In city after city, cell-phone recordings have captured brutish behavior by public servants tasked with defending the public good. Police in New York City have driven their cars through throngs of protesters, mimicking a tactic popularized by a white supremacist in Charlottesville, VA, in 2017. Police have been captured on tape beating nonviolent protestors, fraternizing with white militia members, cavorting with white supremacists, and wantonly discharging tear gas, rubber bullets, and other weapons against unarmed residents. If one were to turn down the sound on the coverage, it would be impossible to spot the difference in law-enforcement tactics between the US and Hong Kong or Belarus—all brutalizing a gathering public at the behest of authoritarian leaders. In the face of this repression, requesting fewer funds to choke the beast of racist police terror appears very reasonable to many activists.

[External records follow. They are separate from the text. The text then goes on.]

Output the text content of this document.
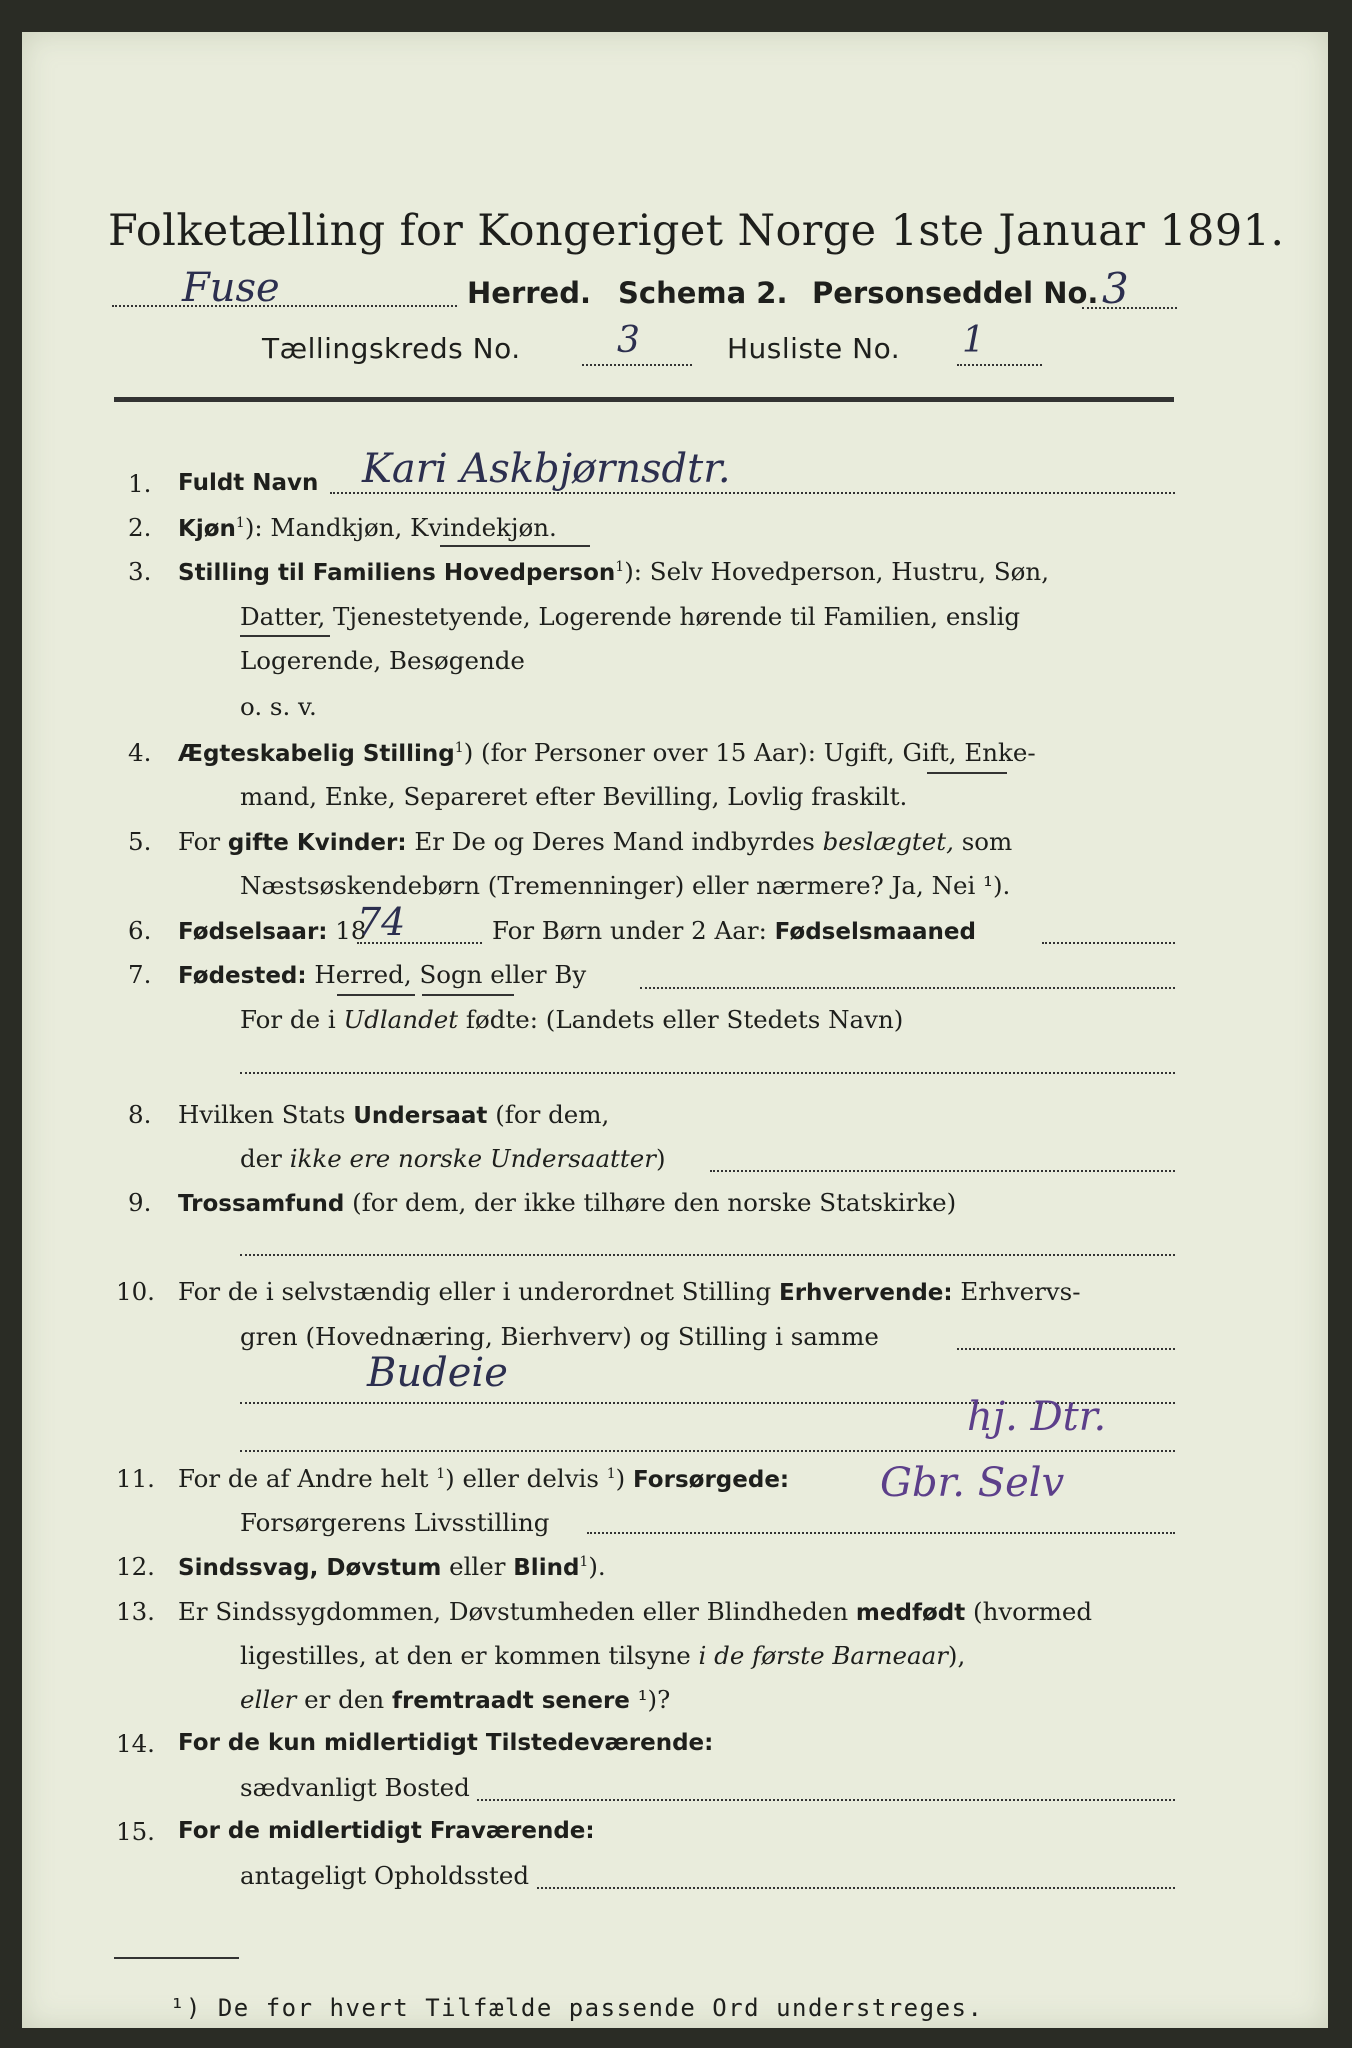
Folketælling for Kongeriget Norge 1ste Januar 1891.
Fuse	Herred. Schema 2. Personseddel No. 3
Tællingskreds No.	3	Husliste No. 1
1. Fuldt Navn Kari Askbjørnsdtr.
2. Kjøn$^1$): Mandkjøn, Kvindekjøn.
3. Stilling til Familiens Hovedperson$^1$): Selv Hovedperson, Hustru, Søn,
Datter, Tjenestetyende, Logerende hørende til Familien, enslig
Logerende, Besøgende
o. s. v.
4. Ægteskabelig Stilling$^1$) (for Personer over 15 Aar): Ugift, Gift, Enke-
mand, Enke, Separeret efter Bevilling, Lovlig fraskilt.
5. For gifte Kvinder: Er De og Deres Mand indbyrdes beslægtet, som
Næstsøskendebørn (Tremenninger) eller nærmere? Ja, Nei ¹).
6. Fødselsaar: 18
74	For Børn under 2 Aar: Fødselsmaaned
7. Fødested: Herred, Sogn eller By
For de i Udlandet fødte: (Landets eller Stedets Navn)
8. Hvilken Stats Undersaat (for dem,
der ikke ere norske Undersaatter)
9. Trossamfund (for dem, der ikke tilhøre den norske Statskirke)
10. For de i selvstændig eller i underordnet Stilling Erhvervende: Erhvervs-
gren (Hovednæring, Bierhverv) og Stilling i samme
Budeie
hj. Dtr.
11. For de af Andre helt $^1$) eller delvis $^1$) Forsørgede: Gbr. Selv
Forsørgerens Livsstilling
12. Sindssvag, Døvstum eller Blind$^1$).
13. Er Sindssygdommen, Døvstumheden eller Blindheden medfødt (hvormed
ligestilles, at den er kommen tilsyne i de første Barneaar),
eller er den fremtraadt senere ¹)?
14. For de kun midlertidigt Tilstedeværende:
sædvanligt Bosted
15. For de midlertidigt Fraværende:
antageligt Opholdssted
¹) De for hvert Tilfælde passende Ord understreges.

These calls for the redistribution of funds from policing to public services were easy conclusions to reach as the pandemic continued to push the broken parts of our society to the surface. Where states struggled to gather PPE for health-care workers, police in cities across the country were armed to the teeth and outfitted in the latest and most expensive gear and devices. But there have been other questions: Why are our public schools’ HVAC systems so outdated that schools are forced to remain closed because administrators cannot ensure the circulation of fresh air in the buildings? Why is there so little affordable housing that people must endure the threat of eviction in the midst of a public-health crisis?

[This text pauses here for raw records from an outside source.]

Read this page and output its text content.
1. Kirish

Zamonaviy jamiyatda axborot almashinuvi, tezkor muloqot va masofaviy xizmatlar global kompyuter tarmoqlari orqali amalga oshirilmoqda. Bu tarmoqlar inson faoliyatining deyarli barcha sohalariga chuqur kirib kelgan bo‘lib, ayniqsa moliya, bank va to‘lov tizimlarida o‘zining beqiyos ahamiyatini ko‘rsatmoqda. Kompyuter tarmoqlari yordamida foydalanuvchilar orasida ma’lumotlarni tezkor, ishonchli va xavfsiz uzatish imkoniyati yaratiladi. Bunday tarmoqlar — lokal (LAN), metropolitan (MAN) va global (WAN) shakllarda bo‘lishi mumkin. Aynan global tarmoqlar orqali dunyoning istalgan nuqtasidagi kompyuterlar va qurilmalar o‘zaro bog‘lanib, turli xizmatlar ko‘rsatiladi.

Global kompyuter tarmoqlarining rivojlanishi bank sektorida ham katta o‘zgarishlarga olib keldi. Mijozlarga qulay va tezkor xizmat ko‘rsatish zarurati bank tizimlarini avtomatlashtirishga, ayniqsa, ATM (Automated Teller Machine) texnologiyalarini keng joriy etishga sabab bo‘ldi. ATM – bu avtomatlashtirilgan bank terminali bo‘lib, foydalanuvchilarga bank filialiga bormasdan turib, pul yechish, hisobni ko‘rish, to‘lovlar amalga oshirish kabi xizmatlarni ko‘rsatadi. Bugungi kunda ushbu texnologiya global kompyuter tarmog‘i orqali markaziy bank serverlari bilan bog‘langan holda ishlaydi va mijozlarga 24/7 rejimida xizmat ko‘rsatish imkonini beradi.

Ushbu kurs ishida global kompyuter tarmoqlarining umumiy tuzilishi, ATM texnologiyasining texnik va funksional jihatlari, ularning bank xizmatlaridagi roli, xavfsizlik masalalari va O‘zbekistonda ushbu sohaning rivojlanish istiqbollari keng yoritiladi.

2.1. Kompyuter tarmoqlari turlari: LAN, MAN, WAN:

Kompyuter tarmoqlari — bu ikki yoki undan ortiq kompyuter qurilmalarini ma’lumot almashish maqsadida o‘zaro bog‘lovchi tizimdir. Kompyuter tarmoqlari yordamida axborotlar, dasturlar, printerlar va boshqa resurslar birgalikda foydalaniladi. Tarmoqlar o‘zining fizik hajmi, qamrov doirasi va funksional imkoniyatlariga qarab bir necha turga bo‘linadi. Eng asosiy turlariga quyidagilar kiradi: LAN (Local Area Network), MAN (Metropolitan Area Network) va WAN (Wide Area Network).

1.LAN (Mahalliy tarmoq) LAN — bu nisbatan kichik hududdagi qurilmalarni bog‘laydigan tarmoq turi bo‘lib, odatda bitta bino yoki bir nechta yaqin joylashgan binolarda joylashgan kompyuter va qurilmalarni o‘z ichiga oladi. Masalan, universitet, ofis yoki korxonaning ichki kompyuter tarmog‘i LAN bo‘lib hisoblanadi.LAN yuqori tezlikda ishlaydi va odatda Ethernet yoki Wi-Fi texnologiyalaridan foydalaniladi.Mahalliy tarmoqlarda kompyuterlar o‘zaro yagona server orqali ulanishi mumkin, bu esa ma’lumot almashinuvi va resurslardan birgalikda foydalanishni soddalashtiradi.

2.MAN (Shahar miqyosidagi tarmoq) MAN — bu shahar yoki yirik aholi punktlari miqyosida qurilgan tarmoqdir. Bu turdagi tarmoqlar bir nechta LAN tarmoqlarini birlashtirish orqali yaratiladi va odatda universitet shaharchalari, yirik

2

The contradictions and lies that connect the pandemic to the quotidian spectacle of racist police violence are blatant. Where localities struggled with the simplest forms of coordination between city and state and national government, the deployment of national-guard troops along with local police appeared to be done with ease and rapidity. The police state was cohesive and coherent in all the ways that the public-health state and the broader social-welfare state had failed.

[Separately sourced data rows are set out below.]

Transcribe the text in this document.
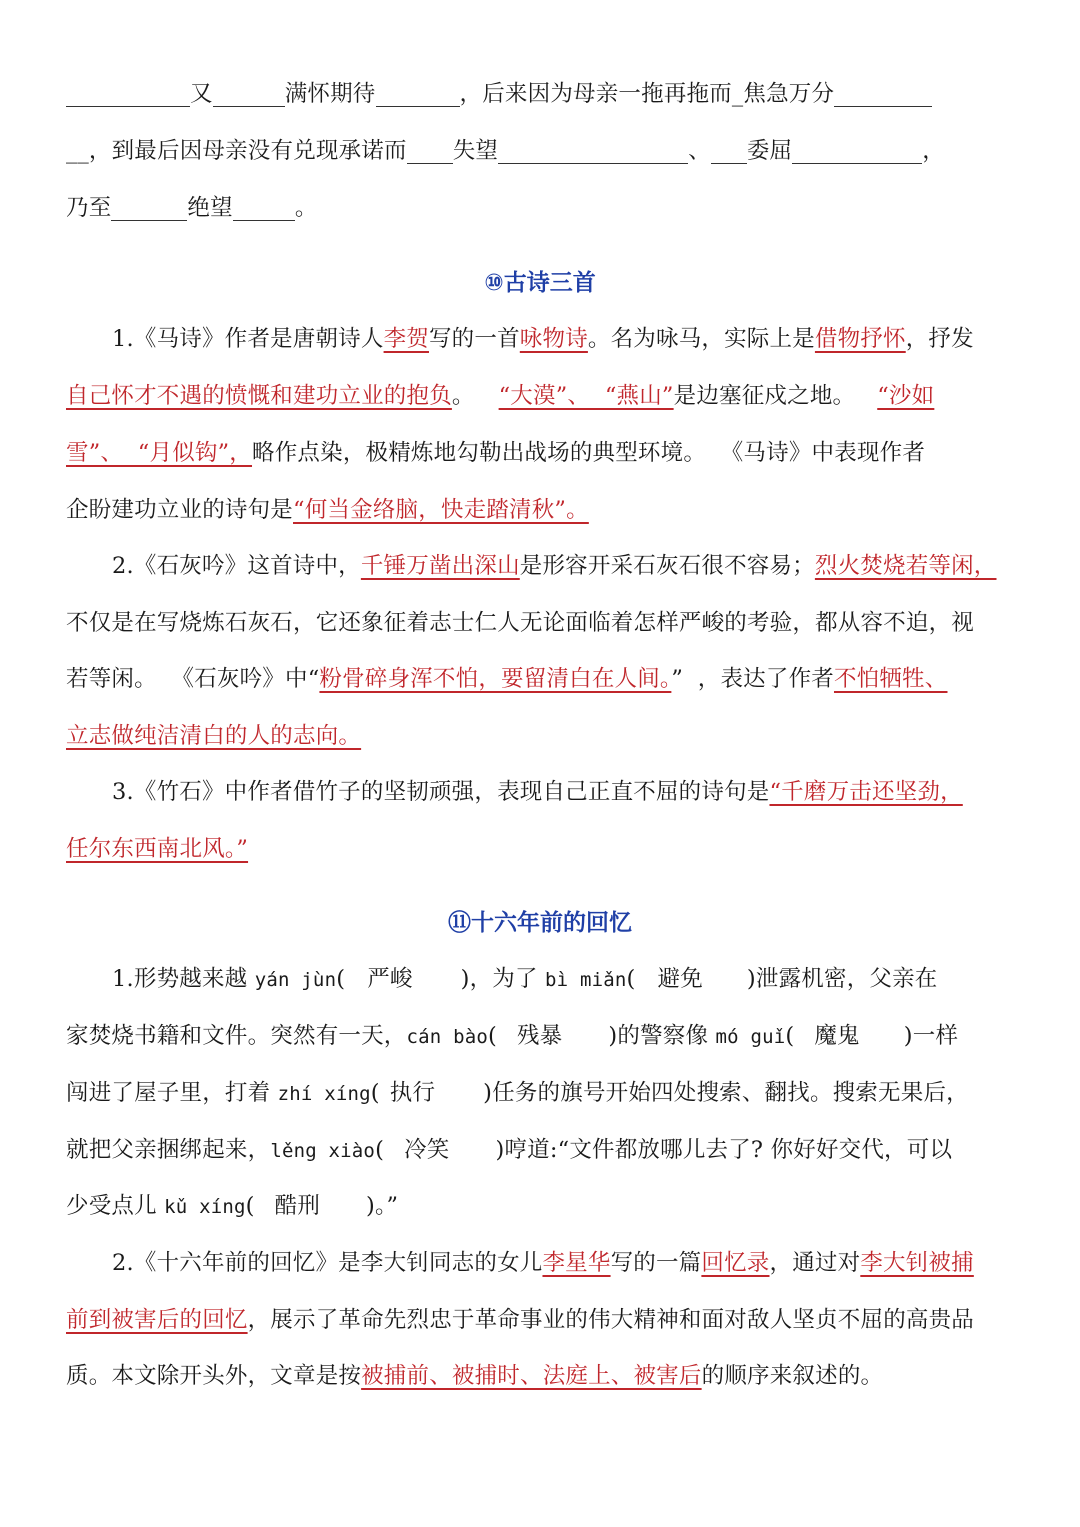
又	满怀期待	，后来因为母亲一拖再拖而_焦急万分
__，到最后因母亲没有兑现承诺而 失望	、 委屈	，
乃至	绝望	。
⑩古诗三首
1.《马诗》作者是唐朝诗人李贺写的一首咏物诗。名为咏马，实际上是借物抒怀，抒发
自己怀才不遇的愤慨和建功立业的抱负。 “大漠”、  “燕山”是边塞征戍之地。 “沙如
雪”、  “月似钩”，略作点染，极精炼地勾勒出战场的典型环境。  《马诗》中表现作者
企盼建功立业的诗句是“何当金络脑，快走踏清秋”。
2.《石灰吟》这首诗中，千锤万凿出深山是形容开采石灰石很不容易；烈火焚烧若等闲，
不仅是在写烧炼石灰石，它还象征着志士仁人无论面临着怎样严峻的考验，都从容不迫，视
若等闲。  《石灰吟》中“粉骨碎身浑不怕，要留清白在人间。”  ，表达了作者不怕牺牲、
立志做纯洁清白的人的志向。
3.《竹石》中作者借竹子的坚韧顽强，表现自己正直不屈的诗句是“千磨万击还坚劲，
任尔东西南北风。”
⑪十六年前的回忆
1.形势越来越 yán jùn( 严峻 )，为了 bì miǎn( 避免 )泄露机密，父亲在
家焚烧书籍和文件。突然有一天，cán bào( 残暴 )的警察像 mó guǐ( 魔鬼 )一样
闯进了屋子里，打着 zhí xíng( 执行 )任务的旗号开始四处搜索、翻找。搜索无果后，
就把父亲捆绑起来，lěng xiào( 冷笑 )哼道:“文件都放哪儿去了? 你好好交代，可以
少受点儿 kǔ xíng( 酷刑 )。”
2.《十六年前的回忆》是李大钊同志的女儿李星华写的一篇回忆录，通过对李大钊被捕
前到被害后的回忆，展示了革命先烈忠于革命事业的伟大精神和面对敌人坚贞不屈的高贵品
质。本文除开头外，文章是按被捕前、被捕时、法庭上、被害后的顺序来叙述的。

We are, of course, a long way from defunding the police. But no social movement shapes its agenda by what is most pragmatic and least contentious. Instead, movements begin with what they want and believe to be necessary. If the pandemic has revealed what is broken in our society, then redistributing public dollars away from law and order and back toward treatment and care is the solution. We need public schools, housing, hospitals, and libraries that are funded akin to how cities and states fund their police departments and pay for their prisons and jails. These redistributed funds would not be enough to finance an ailing public sector or to help create the kinds of jobs that are necessary to restore hope and excitement about the future. But they would be a step in the right direction and away from the violence of the police. The scale of the protests and the intensity of the anger can be terrifying and exciting, as both illuminated a way out of the darkness of this long winter threatening never to end. But the frenzy of a June uprising brought spring and all its hope and expectation of renewal, vitality, life.